The latest salvo, via a Web site called Mashanews run by Ahmadinejad's chief of staff, Esfandiar Rahim Mashaei, didn't mince words. "Iran needs to remove the mullahs from power once for all," it read, "and return to a great civilization without the Arab-style clerics who have tainted and destroyed the country for the past 31 years." The executive branch's current stance on the Shiite clergymen who have shaped Iranian politics since 1979 is summed up as, "din (religion) should be distinct from dowla (state)." Indeed, Ahmadinejad's supporters have begun comparing him to King Cyrus the Great, the founder of the Persian Empire who kept those two institutions separate.
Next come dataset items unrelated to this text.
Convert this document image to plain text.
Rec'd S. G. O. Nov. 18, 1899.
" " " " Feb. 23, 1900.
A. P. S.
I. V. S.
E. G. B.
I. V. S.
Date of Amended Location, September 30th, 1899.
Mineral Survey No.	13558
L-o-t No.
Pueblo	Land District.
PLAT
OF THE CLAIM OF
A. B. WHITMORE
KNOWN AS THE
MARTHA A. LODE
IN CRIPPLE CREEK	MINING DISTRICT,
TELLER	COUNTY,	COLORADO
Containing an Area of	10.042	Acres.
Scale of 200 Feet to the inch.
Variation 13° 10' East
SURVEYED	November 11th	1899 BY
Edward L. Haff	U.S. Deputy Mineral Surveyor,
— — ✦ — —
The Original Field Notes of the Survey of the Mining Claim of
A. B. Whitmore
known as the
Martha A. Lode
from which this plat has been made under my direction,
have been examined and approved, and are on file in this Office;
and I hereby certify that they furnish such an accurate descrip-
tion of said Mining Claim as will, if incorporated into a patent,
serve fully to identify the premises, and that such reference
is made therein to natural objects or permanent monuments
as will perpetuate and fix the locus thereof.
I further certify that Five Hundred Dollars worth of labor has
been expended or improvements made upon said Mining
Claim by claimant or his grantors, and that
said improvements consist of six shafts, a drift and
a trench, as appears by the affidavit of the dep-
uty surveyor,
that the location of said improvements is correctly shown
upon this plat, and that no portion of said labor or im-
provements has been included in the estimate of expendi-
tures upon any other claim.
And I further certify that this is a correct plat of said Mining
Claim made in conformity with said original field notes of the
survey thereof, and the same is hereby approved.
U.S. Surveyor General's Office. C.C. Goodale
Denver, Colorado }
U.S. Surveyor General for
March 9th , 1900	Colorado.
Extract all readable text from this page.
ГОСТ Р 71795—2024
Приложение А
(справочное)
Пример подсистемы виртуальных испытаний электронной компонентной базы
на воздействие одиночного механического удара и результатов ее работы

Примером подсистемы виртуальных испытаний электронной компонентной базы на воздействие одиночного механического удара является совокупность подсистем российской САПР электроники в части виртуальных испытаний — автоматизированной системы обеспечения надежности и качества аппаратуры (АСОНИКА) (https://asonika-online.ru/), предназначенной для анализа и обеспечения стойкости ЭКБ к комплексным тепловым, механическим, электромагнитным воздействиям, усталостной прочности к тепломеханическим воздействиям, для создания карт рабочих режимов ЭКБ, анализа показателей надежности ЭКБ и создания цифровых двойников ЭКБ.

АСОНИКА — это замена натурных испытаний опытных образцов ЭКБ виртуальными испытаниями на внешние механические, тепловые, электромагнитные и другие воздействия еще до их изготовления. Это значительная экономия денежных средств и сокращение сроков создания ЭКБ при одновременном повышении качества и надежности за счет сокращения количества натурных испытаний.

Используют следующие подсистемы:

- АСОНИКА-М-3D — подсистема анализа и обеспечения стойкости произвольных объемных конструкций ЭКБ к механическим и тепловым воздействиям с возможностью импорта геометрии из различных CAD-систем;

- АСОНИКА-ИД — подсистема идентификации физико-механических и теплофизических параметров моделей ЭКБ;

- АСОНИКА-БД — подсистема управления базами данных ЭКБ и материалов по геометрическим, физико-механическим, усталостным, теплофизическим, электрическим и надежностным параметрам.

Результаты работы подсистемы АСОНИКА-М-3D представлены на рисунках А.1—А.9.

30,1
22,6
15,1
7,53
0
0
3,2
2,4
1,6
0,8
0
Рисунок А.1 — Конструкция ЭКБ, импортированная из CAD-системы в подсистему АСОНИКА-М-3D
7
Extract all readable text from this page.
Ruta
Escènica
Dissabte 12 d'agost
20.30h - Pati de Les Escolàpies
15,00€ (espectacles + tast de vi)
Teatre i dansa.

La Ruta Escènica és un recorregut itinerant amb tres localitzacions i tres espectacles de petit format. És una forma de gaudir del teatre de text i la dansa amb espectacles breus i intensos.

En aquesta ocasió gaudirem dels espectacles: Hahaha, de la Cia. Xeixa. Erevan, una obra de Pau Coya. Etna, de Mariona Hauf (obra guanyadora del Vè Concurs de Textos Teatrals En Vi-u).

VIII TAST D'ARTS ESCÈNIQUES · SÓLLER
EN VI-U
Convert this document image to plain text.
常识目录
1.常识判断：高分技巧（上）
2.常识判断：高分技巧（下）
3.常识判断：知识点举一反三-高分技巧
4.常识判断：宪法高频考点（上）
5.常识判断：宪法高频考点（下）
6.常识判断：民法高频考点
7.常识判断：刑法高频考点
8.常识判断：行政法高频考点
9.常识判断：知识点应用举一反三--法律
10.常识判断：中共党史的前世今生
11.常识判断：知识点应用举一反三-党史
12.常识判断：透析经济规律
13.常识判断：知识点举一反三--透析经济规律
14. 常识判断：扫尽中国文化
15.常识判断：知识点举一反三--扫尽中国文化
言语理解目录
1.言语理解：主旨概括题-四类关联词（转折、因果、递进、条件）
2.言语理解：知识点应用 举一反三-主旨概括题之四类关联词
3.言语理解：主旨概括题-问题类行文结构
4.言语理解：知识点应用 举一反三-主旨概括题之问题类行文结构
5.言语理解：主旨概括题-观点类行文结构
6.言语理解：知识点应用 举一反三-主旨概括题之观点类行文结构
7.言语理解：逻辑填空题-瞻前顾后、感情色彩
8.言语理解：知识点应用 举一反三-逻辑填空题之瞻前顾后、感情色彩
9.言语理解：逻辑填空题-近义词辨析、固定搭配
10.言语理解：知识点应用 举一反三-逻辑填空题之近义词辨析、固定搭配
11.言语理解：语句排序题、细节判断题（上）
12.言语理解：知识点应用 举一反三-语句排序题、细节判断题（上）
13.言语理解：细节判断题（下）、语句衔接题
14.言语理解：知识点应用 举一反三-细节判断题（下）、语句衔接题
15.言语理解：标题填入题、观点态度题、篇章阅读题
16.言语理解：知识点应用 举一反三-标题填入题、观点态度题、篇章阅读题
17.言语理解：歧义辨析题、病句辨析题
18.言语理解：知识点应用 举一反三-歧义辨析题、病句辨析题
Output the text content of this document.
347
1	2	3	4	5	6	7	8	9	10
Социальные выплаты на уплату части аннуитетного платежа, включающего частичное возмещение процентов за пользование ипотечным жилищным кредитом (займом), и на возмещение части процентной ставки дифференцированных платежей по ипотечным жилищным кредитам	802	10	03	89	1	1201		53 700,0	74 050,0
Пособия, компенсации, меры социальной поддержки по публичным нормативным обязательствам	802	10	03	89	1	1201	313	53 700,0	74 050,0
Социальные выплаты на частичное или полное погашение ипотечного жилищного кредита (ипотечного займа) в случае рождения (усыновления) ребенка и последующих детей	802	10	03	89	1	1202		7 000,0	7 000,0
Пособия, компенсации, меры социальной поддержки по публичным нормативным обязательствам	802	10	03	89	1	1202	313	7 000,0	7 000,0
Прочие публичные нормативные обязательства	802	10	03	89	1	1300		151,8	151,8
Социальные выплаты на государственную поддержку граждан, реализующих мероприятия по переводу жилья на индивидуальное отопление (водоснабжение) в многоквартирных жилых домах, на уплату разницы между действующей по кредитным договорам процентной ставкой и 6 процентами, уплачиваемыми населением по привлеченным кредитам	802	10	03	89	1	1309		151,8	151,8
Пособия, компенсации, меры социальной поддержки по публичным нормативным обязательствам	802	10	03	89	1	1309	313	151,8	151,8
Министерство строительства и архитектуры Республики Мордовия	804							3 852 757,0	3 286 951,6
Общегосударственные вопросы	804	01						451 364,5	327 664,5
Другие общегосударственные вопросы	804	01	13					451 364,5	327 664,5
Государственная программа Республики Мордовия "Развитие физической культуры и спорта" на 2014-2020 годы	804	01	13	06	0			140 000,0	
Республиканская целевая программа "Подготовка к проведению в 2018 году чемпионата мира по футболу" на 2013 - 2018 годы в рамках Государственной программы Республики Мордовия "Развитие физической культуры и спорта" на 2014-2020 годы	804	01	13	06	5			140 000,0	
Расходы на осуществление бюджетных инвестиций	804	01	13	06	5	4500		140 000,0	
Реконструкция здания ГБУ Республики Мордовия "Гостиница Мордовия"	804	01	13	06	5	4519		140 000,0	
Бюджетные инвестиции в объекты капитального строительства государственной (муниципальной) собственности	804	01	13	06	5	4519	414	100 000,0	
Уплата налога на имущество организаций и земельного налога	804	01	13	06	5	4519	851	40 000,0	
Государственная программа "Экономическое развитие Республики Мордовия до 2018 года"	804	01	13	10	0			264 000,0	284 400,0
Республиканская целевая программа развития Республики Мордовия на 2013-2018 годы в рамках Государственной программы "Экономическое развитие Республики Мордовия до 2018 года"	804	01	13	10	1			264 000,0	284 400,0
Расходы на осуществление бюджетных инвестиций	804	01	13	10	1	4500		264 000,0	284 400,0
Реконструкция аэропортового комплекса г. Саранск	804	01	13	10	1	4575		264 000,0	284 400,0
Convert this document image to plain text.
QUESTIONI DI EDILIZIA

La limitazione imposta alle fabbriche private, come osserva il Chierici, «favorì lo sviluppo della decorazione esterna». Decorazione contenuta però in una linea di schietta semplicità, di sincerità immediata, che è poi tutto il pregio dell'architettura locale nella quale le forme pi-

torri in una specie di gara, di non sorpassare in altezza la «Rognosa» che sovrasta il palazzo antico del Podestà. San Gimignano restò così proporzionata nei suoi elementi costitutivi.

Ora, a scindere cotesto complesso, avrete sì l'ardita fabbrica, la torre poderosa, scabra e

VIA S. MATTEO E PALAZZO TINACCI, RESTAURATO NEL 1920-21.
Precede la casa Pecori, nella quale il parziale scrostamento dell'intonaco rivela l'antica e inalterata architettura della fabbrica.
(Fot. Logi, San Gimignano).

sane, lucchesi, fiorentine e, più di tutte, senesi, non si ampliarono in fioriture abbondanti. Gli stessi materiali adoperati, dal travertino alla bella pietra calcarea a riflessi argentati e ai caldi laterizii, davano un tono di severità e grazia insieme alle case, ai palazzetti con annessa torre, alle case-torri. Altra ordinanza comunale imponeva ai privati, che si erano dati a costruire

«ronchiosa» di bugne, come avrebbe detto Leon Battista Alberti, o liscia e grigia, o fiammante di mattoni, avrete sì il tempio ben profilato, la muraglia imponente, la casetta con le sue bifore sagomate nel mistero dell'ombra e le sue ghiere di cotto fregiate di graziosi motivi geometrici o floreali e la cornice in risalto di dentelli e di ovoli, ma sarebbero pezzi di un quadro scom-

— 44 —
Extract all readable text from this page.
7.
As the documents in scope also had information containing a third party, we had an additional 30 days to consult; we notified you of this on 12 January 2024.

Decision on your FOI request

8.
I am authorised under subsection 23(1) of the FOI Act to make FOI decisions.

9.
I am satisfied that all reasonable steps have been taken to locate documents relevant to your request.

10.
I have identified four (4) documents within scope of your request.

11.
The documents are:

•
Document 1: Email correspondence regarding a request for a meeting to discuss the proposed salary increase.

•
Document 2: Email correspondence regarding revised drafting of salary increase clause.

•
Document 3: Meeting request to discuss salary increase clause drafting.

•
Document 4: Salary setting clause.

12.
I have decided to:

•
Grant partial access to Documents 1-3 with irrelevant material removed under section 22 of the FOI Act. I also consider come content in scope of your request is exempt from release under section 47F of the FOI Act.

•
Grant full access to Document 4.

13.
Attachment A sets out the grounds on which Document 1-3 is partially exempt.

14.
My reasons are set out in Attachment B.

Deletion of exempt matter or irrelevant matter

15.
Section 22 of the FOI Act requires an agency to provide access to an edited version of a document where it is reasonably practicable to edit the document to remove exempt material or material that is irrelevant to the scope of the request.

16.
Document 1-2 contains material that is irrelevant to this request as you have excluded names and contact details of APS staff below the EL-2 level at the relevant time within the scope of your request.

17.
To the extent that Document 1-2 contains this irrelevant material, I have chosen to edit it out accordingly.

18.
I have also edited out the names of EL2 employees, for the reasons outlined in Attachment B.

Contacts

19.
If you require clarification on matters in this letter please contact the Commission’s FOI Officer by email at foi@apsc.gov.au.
The shift is based on the political realities in Tehran. Having survived the last election thanks to his allies in the civil bureaucracy, the Islamic Revolutionary Guards, and the Basij paramilitary, Ahmadinejad now has little to fear from the mullahs and their supporters. So he has begun to insist that "the executive is the most important branch of government," thereby challenging oversight by Supreme Leader Ayatollah Ali Khamenei and Islamic political institutions. Moreover, Web sites and newspapers that support the president now publish criticisms of velayat-e faqih (guardianship of the jurists), the theory forming the religious basis of Iran's constitution.